Reconsidering The February Texas Power Catastrophe

National Weather Service Winter Storm Warnings in
Pink on February 14, 2021
Another report and recommendations are out (there have been several) pertaining to how to prevent another meltdown of the Texas electric grid. It is here. The report is creative and well-done. I believe it is the best, so far. 

However, there is one recommendation with which I disagree:

Recommendation 4-3—Acknowledge changing extreme weather threats

The SB3 requirement that Texas agencies consider weather predictions from the State Climatologist is a good start, but the magnitude of climate threats requires us to do better.  The Legislature should require the PUCT, RRC and utilities to use forward-looking 30-year climate and extreme weather projections in combination with the worst past extreme weather and grid disaster events over a 50-year history in all planning scenarios and electricity asset reasonableness and prudence evaluations.
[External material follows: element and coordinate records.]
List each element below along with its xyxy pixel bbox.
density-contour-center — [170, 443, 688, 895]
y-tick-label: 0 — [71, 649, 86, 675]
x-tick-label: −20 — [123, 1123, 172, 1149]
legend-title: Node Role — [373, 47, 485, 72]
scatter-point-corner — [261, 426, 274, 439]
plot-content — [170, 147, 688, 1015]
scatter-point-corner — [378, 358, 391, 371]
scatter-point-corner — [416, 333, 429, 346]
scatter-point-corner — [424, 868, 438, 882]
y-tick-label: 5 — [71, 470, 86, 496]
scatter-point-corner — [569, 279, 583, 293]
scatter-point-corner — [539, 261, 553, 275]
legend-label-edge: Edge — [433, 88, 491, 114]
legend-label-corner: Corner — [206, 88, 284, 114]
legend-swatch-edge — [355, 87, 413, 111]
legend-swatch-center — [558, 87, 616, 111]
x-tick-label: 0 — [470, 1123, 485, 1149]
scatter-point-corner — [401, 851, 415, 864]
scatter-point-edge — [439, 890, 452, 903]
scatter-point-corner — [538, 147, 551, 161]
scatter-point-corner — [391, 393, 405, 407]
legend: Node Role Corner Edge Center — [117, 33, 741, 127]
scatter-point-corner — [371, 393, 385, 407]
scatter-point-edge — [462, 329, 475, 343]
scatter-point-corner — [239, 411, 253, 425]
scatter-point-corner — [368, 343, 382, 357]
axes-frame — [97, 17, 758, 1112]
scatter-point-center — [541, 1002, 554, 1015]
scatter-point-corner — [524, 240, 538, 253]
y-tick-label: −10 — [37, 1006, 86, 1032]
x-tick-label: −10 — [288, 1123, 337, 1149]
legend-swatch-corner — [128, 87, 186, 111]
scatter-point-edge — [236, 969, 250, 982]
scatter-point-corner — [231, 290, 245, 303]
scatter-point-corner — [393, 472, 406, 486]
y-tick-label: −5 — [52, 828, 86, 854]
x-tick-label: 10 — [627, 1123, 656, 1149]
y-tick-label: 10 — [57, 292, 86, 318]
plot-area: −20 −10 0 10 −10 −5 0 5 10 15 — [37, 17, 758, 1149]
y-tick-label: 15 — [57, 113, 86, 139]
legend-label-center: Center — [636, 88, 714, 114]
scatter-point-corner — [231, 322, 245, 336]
There are two real problems with this recommendation:
  • The 30-day forecasts for February, 2021, were lousy. That should reinforce the fact we have no way to forecast the weather 1, 5 or 30 years into the future! No way. 
  • The recommended pie-in-the-sky weather forecast strategy deflects from the fact that the 7-day weather forecasts for the February cold wave were excellent. The problem was they were not sufficiently acted upon. 
Take a look at this graphic with all of the Austin (the city most affected) daily temperatures for 2019, 2020, and 2021 until mid-May. Click to enlarge.
The green background is the "normal" daily range. If the climate had changed, far more temperatures would be well outside of that range than actually are. They aren't. To claim global warming caused the four-day event is ludicrous. 

The 'leadership' of American society needs to stop blaming global warming for every failure. 

Yes, the Texas grid and contingency plans need to be made more robust. Yes, weather needs to be factored into far more industries and businesses than is currently the case. But, trying to forecast the weather a quarter-century from now is a recipe for another failure.